Baleg DPR Langsung Ambil Kesepakatan Atas RUU pemilihan kepala daerah Hari Hal ini

JAKARTA – Badan Legislasi (Baleg) DPR dijadwalkan segera mengambil kesepakatan tingkat I terhadap RUU pemilihan kepala daerah . Langkah itu dijalankan setelahnya Panja RUU Pilkada, Timsus, lalu Timsin memaparkan hasil rapat pada Rabu (21/8/2024).
“Sebelum kami tutup rapat panja hari ini serta sesuai dengan perkembangan hasil rapat, kiranya pengambilan langkah atau pembicaraan tingkat 1 melawan hasil pembahasan RUU tentang Pemilihan Kepala Daerah di Rapat Kerja Baleg dapat dijadwalkan hari ini 21 Agustus 2024 pukul 15.00 WIB,” ujar Wakil Ketua Baleg Achmad Baidowi yang tersebut bertindak sebagai pimpinan rapat sebelum menghentikan rapat.
Rapat Panitia Kerja (Panja) RUU Pemilihan Kepala Daerah menyepakati beberapa orang hal salah satunya terkait persyaratan pencalonan di pemilihan kepala daerah 2024. Kesepakatan itu berbeda dengan putusan MK terkait ketentuan pencalonan pada pemilihan gubernur 2024.
Adapun klausul itu sepertu Pasal 40 yang digunakan diubah di DIM baru usul inisiatif DPR yang dibacakan terdapat dua kelompok persentase persyaratan pencalonan pemilihan gubernur 2024 bagi partai urusan politik atau gabungan parpol yang dimaksud miliki kursi pada DPRD maupun bagi parpol atau gabungan parpol yang tersebut tak mempunyai kursi di area DPRD.

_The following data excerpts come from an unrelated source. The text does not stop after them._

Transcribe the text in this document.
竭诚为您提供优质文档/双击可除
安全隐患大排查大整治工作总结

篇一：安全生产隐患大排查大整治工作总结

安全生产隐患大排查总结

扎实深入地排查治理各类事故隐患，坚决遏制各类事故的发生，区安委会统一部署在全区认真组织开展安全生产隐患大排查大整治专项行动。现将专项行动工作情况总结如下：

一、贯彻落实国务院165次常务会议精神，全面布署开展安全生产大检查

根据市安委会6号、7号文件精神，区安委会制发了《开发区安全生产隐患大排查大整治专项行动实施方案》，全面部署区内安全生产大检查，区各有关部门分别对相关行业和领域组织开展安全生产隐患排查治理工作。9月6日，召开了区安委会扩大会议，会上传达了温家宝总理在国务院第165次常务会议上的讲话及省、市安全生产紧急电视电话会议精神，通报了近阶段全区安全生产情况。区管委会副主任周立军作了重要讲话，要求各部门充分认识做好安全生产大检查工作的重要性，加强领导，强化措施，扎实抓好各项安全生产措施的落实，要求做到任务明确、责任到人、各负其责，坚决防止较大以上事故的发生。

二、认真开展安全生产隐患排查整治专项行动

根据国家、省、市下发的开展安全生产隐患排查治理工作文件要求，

(1) Partai urusan politik atau gabungan partai urusan politik yang mana mempunyai kursi di tempat DPRD dapat mendaftarkan calon apabila telah terjadi memenuhi persyaratan perolehan paling sedikit 20% (dua puluh persen) dari jumlah agregat kursi DPRD atau 25% (dua puluh lima persen) dari akumulasi perolehan ucapan sah pada pemilihan umum anggota DPRD di area area yang digunakan bersangkutan.
(2) Partai kebijakan pemerintah atau gabungan partai kebijakan pemerintah yang digunakan bukan memiliki kursi dalam DPRD Provinsi dapat mendaftarkan calon gubernur lalu calon gubernur dengan ketentuan:
a. Provinsi dengan jumlah keseluruhan penduduk yang dimaksud termuat pada daftar pemilih tetap saja sampai dengan 2.000.000 (dua juta) jiwa, partai urusan politik atau gabungan partai urusan politik kontestan pilpres harus memperoleh kata-kata sah paling sedikit 10% (sepuluh persen) di dalam provinsi tersebut.
b. Provinsi dengan total penduduk yang termuat pada daftar pemilih masih tambahan dari 2.000.000 (dua jt jiwa) sampai dengan 6.000.000 (enam jt jiwa), partai kebijakan pemerintah atau gabungan partai urusan politik partisipan pilpres harus memperoleh ucapan sah paling sedikit 8,5% (delapan setengah persen) pada provinsi tersebut.
c. Provinsi dengan jumlah agregat penduduk yang tersebut termuat pada daftar pemilih tetap saja lebih lanjut dari 6.000.000 jt jiwa sampai dengan 12 jt jiwa, partai kebijakan pemerintah atau gabungan partai urusan politik partisipan pilpres harus memperoleh pernyataan sah paling sedikit 7,5% dalam provinsi tersebut.